A propos de la Villeneuve, il écrit (sans doute vers 1935) :
« La Villeneuve (Haras, Champ de courses, Etang de la Tour, Etang d’or).
A deux kilomètres de Rambouillet, sur la route de Chevreuse, le hameau de la Villeneuve, sur la place duquel on voit un orme gigantesque, quatre fois centenaire, ornée d’une statuette de la Vierge, avait autrefois une chapelle Notre-Dame, qui a disparu à la Révolution … »
Vers 1970, le hameau a perdu son vieil orme, mais il est devenu un quartier de Rambouillet, connu notamment pour son hippodrome, sa zone commerciale, et sa ferme.
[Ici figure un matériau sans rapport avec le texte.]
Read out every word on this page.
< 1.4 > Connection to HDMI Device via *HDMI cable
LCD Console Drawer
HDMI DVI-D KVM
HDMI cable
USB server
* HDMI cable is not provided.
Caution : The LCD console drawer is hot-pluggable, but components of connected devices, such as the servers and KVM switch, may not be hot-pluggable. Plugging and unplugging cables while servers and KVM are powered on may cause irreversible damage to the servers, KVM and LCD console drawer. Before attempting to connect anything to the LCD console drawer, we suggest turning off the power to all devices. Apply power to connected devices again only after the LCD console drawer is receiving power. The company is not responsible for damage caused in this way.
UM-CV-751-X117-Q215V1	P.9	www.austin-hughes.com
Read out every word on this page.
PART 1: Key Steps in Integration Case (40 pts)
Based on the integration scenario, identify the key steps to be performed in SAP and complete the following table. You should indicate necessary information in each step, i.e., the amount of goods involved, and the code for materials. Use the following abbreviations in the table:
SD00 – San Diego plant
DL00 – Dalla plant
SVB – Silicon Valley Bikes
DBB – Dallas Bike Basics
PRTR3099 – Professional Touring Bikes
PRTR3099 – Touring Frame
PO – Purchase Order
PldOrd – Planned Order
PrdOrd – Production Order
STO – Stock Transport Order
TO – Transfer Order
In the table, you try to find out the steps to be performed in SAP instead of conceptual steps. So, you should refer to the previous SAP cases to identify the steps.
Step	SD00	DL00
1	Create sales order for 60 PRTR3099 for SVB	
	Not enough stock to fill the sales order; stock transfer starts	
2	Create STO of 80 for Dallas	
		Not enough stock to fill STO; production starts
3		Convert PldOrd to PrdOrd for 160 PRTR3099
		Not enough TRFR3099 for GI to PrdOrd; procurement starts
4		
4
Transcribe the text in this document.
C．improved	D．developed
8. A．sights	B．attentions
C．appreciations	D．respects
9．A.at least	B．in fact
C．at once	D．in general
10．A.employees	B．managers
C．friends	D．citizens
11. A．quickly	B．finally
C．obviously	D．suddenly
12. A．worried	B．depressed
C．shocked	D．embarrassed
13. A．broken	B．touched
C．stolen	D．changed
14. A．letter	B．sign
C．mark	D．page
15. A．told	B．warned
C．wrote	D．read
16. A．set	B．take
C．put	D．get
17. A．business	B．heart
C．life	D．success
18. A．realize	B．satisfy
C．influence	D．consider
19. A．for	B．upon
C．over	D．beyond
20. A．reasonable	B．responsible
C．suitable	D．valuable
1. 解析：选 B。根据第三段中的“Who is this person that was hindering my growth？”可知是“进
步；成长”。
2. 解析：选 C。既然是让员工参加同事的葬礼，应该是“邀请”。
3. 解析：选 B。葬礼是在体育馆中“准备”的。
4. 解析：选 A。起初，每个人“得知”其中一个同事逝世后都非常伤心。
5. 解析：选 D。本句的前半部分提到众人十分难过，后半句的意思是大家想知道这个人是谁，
Je vous invite à m’y accompagner, à la recherche des commerces d’autrefois.
A l’origine
Je pensais vous raconter l’histoire de ce hameau, en m’inspirant d’une étude approfondie publiée par Jean Blécon pour PARR. Mais Philippe-Jean Vallot vient d’en faire une synthèse assortie de nombreux plans sur son excellente page FaceBook « Rambouillet, histoire et archéologie ». Je vous y renvoie donc, si vous désirez plus de détails, et je me contenterai ici d’un résumé succinct.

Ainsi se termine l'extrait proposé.